In 1912, Lowrie also joined the lecture circuit, traveling from community to community and talking about his life in prison.

My Life Out of Prison was Lowrie's sequel, published in 1915, describing his struggle to readjust after being released from prison.

With his writings, Lowrie is said to have inspired Thomas Mott Osborne, an industrialist from New York, in prison reform work. During Osborne's wardenship at the Sing Sing Correctional Facility, Lowrie even visited and helped institute new methods.

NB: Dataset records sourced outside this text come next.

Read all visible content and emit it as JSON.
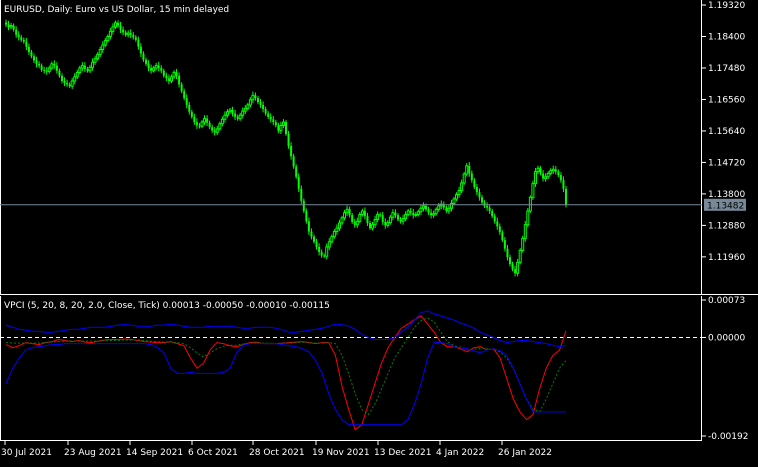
{
  "chart_data": [
    {
      "type": "candlestick",
      "title": "EURUSD, Daily:  Euro vs US Dollar, 15 min delayed",
      "symbol": "EURUSD",
      "timeframe": "Daily",
      "y_ticks": [
        "1.19320",
        "1.18400",
        "1.17480",
        "1.16560",
        "1.15640",
        "1.14720",
        "1.13800",
        "1.12880",
        "1.11960"
      ],
      "ylim": [
        1.1105,
        1.1935
      ],
      "current_price": 1.13482,
      "current_price_label": "1.13482",
      "colors": {
        "bull": "#00ff00",
        "bear": "#00ff00",
        "background": "#000000",
        "axis": "#ffffff",
        "price_line": "#778899"
      },
      "grid": false,
      "closes": [
        1.1875,
        1.1868,
        1.1872,
        1.186,
        1.1845,
        1.1838,
        1.183,
        1.1825,
        1.181,
        1.1795,
        1.1782,
        1.177,
        1.176,
        1.1755,
        1.1742,
        1.174,
        1.1738,
        1.1748,
        1.176,
        1.1755,
        1.174,
        1.1725,
        1.171,
        1.1705,
        1.17,
        1.1695,
        1.171,
        1.1722,
        1.1735,
        1.1748,
        1.1755,
        1.1745,
        1.174,
        1.175,
        1.1765,
        1.1775,
        1.1788,
        1.1802,
        1.1815,
        1.1828,
        1.184,
        1.1855,
        1.1868,
        1.188,
        1.1872,
        1.186,
        1.1852,
        1.1845,
        1.185,
        1.1845,
        1.1838,
        1.183,
        1.181,
        1.179,
        1.1772,
        1.176,
        1.1748,
        1.174,
        1.1748,
        1.1755,
        1.1748,
        1.174,
        1.1725,
        1.1718,
        1.171,
        1.1722,
        1.1735,
        1.1725,
        1.17,
        1.168,
        1.166,
        1.164,
        1.162,
        1.1605,
        1.159,
        1.158,
        1.1578,
        1.159,
        1.16,
        1.1588,
        1.1575,
        1.1565,
        1.156,
        1.157,
        1.1585,
        1.1598,
        1.161,
        1.162,
        1.1625,
        1.1615,
        1.1605,
        1.16,
        1.161,
        1.1622,
        1.163,
        1.164,
        1.1655,
        1.1668,
        1.166,
        1.1648,
        1.164,
        1.1628,
        1.1615,
        1.1605,
        1.1598,
        1.159,
        1.158,
        1.1565,
        1.158,
        1.159,
        1.1555,
        1.152,
        1.149,
        1.146,
        1.143,
        1.1395,
        1.136,
        1.133,
        1.13,
        1.127,
        1.1255,
        1.124,
        1.1225,
        1.121,
        1.12,
        1.1198,
        1.1225,
        1.124,
        1.1255,
        1.127,
        1.128,
        1.1295,
        1.131,
        1.1325,
        1.1335,
        1.1318,
        1.1298,
        1.129,
        1.13,
        1.132,
        1.133,
        1.1315,
        1.1295,
        1.128,
        1.129,
        1.1305,
        1.132,
        1.1318,
        1.1298,
        1.1288,
        1.1296,
        1.1312,
        1.1325,
        1.1318,
        1.1305,
        1.13,
        1.1308,
        1.132,
        1.133,
        1.1325,
        1.1318,
        1.132,
        1.1328,
        1.1338,
        1.1345,
        1.1335,
        1.1325,
        1.1318,
        1.1322,
        1.1335,
        1.1345,
        1.135,
        1.134,
        1.133,
        1.1338,
        1.1352,
        1.1365,
        1.1378,
        1.139,
        1.1412,
        1.1438,
        1.1462,
        1.144,
        1.142,
        1.14,
        1.1385,
        1.137,
        1.1355,
        1.1345,
        1.134,
        1.133,
        1.1315,
        1.13,
        1.1285,
        1.1268,
        1.1245,
        1.122,
        1.1195,
        1.1175,
        1.116,
        1.1148,
        1.118,
        1.1215,
        1.125,
        1.129,
        1.133,
        1.137,
        1.141,
        1.1445,
        1.1455,
        1.144,
        1.1425,
        1.143,
        1.144,
        1.1448,
        1.1452,
        1.1445,
        1.1435,
        1.142,
        1.1395,
        1.1348
      ]
    },
    {
      "type": "line",
      "title": "VPCI (5, 20, 8, 20, 2.0, Close, Tick) 0.00013 -0.00050 -0.00010 -0.00115",
      "y_ticks": [
        "0.00073",
        "0.00000",
        "-0.00192"
      ],
      "ylim": [
        -0.00192,
        0.00073
      ],
      "zero_line": 0.0,
      "x_ticks": [
        "30 Jul 2021",
        "23 Aug 2021",
        "14 Sep 2021",
        "6 Oct 2021",
        "28 Oct 2021",
        "19 Nov 2021",
        "13 Dec 2021",
        "4 Jan 2022",
        "26 Jan 2022"
      ],
      "colors": {
        "vpci": "#ff0000",
        "signal": "#008000",
        "upper": "#0000ff",
        "lower": "#0000ff",
        "zero": "#ffffff"
      },
      "series": [
        {
          "key": "vpci",
          "values": [
            -0.00014,
            -0.0002,
            -0.00016,
            -0.0001,
            -0.00012,
            -0.00014,
            -0.0001,
            -8e-05,
            -4e-05,
            -6e-05,
            -8e-05,
            -6e-05,
            -9e-05,
            -0.0001,
            -7e-05,
            -5e-05,
            -4e-05,
            -4e-05,
            -3e-05,
            -4e-05,
            -6e-05,
            -8e-05,
            -9e-05,
            -0.0001,
            -0.0001,
            -8e-05,
            -0.00012,
            -0.00016,
            -0.0004,
            -0.0006,
            -0.0005,
            -0.00024,
            -0.0001,
            -0.00012,
            -0.00016,
            -0.00018,
            -0.00014,
            -0.0001,
            -9e-05,
            -0.00012,
            -0.00012,
            -0.00012,
            -0.00011,
            -0.0001,
            -9e-05,
            -8e-05,
            -0.0001,
            -0.00012,
            -0.0001,
            -0.0001,
            -0.00035,
            -0.00095,
            -0.0014,
            -0.0018,
            -0.0017,
            -0.0013,
            -0.0009,
            -0.0005,
            -0.0002,
            0.0,
            0.00018,
            0.00026,
            0.00035,
            0.00042,
            0.00026,
            0.0001,
            -0.0001,
            -0.00018,
            -0.00018,
            -0.00022,
            -0.00028,
            -0.0002,
            -0.00018,
            -0.00024,
            -0.00022,
            -0.0004,
            -0.0008,
            -0.0012,
            -0.00145,
            -0.0016,
            -0.0015,
            -0.001,
            -0.0006,
            -0.00035,
            -0.00025,
            0.00013
          ]
        },
        {
          "key": "signal",
          "values": [
            -0.0001,
            -0.00011,
            -0.00011,
            -0.00011,
            -0.00011,
            -0.00011,
            -0.0001,
            -9e-05,
            -8e-05,
            -7e-05,
            -7e-05,
            -7e-05,
            -7e-05,
            -7e-05,
            -7e-05,
            -6e-05,
            -6e-05,
            -6e-05,
            -5e-05,
            -5e-05,
            -5e-05,
            -6e-05,
            -7e-05,
            -8e-05,
            -9e-05,
            -9e-05,
            -0.0001,
            -0.00012,
            -0.0002,
            -0.0003,
            -0.00038,
            -0.0003,
            -0.00022,
            -0.00017,
            -0.00015,
            -0.00015,
            -0.00013,
            -0.00011,
            -0.0001,
            -0.00011,
            -0.00011,
            -0.00012,
            -0.00011,
            -0.00011,
            -0.0001,
            -9e-05,
            -0.0001,
            -0.00011,
            -0.00011,
            -0.0001,
            -0.00012,
            -0.00035,
            -0.0007,
            -0.0011,
            -0.0014,
            -0.0015,
            -0.0013,
            -0.001,
            -0.0007,
            -0.0004,
            -0.0002,
            0.0,
            0.0002,
            0.00033,
            0.00038,
            0.0003,
            0.0001,
            -8e-05,
            -0.00016,
            -0.00019,
            -0.00023,
            -0.00023,
            -0.00021,
            -0.00022,
            -0.00023,
            -0.00028,
            -0.0004,
            -0.0006,
            -0.0009,
            -0.0012,
            -0.0014,
            -0.00145,
            -0.0012,
            -0.0009,
            -0.0006,
            -0.00045
          ]
        },
        {
          "key": "upper",
          "values": [
            0.00024,
            0.0002,
            0.00016,
            0.00014,
            0.00012,
            0.00012,
            0.0001,
            0.0001,
            0.00012,
            0.00014,
            0.00016,
            0.00016,
            0.00018,
            0.0002,
            0.0002,
            0.0002,
            0.00022,
            0.00024,
            0.00025,
            0.00024,
            0.00022,
            0.00022,
            0.00022,
            0.00024,
            0.00024,
            0.00026,
            0.00024,
            0.00022,
            0.0002,
            0.0002,
            0.0002,
            0.00022,
            0.00022,
            0.00022,
            0.00022,
            0.0002,
            0.00018,
            0.00018,
            0.0002,
            0.0002,
            0.0002,
            0.00018,
            0.00015,
            0.0001,
            0.0001,
            0.00012,
            0.00014,
            0.00016,
            0.00018,
            0.00022,
            0.00026,
            0.00025,
            0.00022,
            0.00016,
            6e-05,
            0.0,
            -4e-05,
            -4e-05,
            -4e-05,
            0.0,
            0.0001,
            0.0002,
            0.00034,
            0.00048,
            0.00052,
            0.00046,
            0.00042,
            0.00038,
            0.00034,
            0.00028,
            0.00024,
            0.00018,
            0.0001,
            5e-05,
            0.0,
            -6e-05,
            -0.0001,
            -8e-05,
            -6e-05,
            -6e-05,
            -8e-05,
            -0.0001,
            -0.00012,
            -0.00015,
            -0.00018,
            -0.00015
          ]
        },
        {
          "key": "lower",
          "values": [
            -0.0009,
            -0.0006,
            -0.0004,
            -0.00024,
            -0.0002,
            -0.00018,
            -0.00016,
            -0.00014,
            -0.00014,
            -0.00012,
            -0.00012,
            -0.00012,
            -0.00012,
            -0.00012,
            -0.00012,
            -0.00012,
            -0.00012,
            -0.00012,
            -0.00012,
            -0.00012,
            -0.00012,
            -0.00012,
            -0.00014,
            -0.0002,
            -0.0003,
            -0.0006,
            -0.0007,
            -0.0007,
            -0.00068,
            -0.0007,
            -0.0007,
            -0.0007,
            -0.0007,
            -0.00068,
            -0.0006,
            -0.0003,
            -0.00015,
            -0.00012,
            -0.00012,
            -0.00012,
            -0.00012,
            -0.00012,
            -0.00014,
            -0.00016,
            -0.00018,
            -0.00022,
            -0.00028,
            -0.00045,
            -0.0007,
            -0.0011,
            -0.0014,
            -0.0016,
            -0.0017,
            -0.0017,
            -0.0017,
            -0.0017,
            -0.0017,
            -0.0017,
            -0.0017,
            -0.0017,
            -0.0017,
            -0.0016,
            -0.0013,
            -0.0009,
            -0.0004,
            -0.0001,
            -0.0001,
            -0.00012,
            -0.00018,
            -0.0002,
            -0.00022,
            -0.00026,
            -0.0003,
            -0.00024,
            -0.00022,
            -0.00026,
            -0.00035,
            -0.0006,
            -0.0009,
            -0.0012,
            -0.00145,
            -0.00145,
            -0.00145,
            -0.00145,
            -0.00145,
            -0.00145
          ]
        }
      ]
    }
  ]
}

His writings are also said to have been one of the causes of capital punishment laws of the time being repealed. In addition, a bureau for the relief and guidance of ex-convicts was opened at his suggestion. Lowrie persistently voiced his dissatisfaction with the existing system of punishment. According to him, "punishment was [not] a discovered cure for human weakness."

==Family==
On December 4, 1917, Lowrie married twenty-five-year-old Mildred Irene Dean in Brooklyn, New York. Mildred Lowrie, a native of Danbury, Connecticut, bore him one son, Charles Donald Lowrie, Jr. (1918–1957).

===Death and legacy===
After serving a few months for another burglary conviction, Lowrie was released on parole from Arizona Penitentiary. Two weeks later, on June 24, 1925, he died at the Phoenix, AZ home of a local architect, R. B. Dick Redington, who housed him at the time.

With My Life in Prison, Lowrie defined a new category of writing which tried to make a connection between the failure of individuals and their social class, thereby presaging some of the writings of black radicals of the 1960s and 1970s.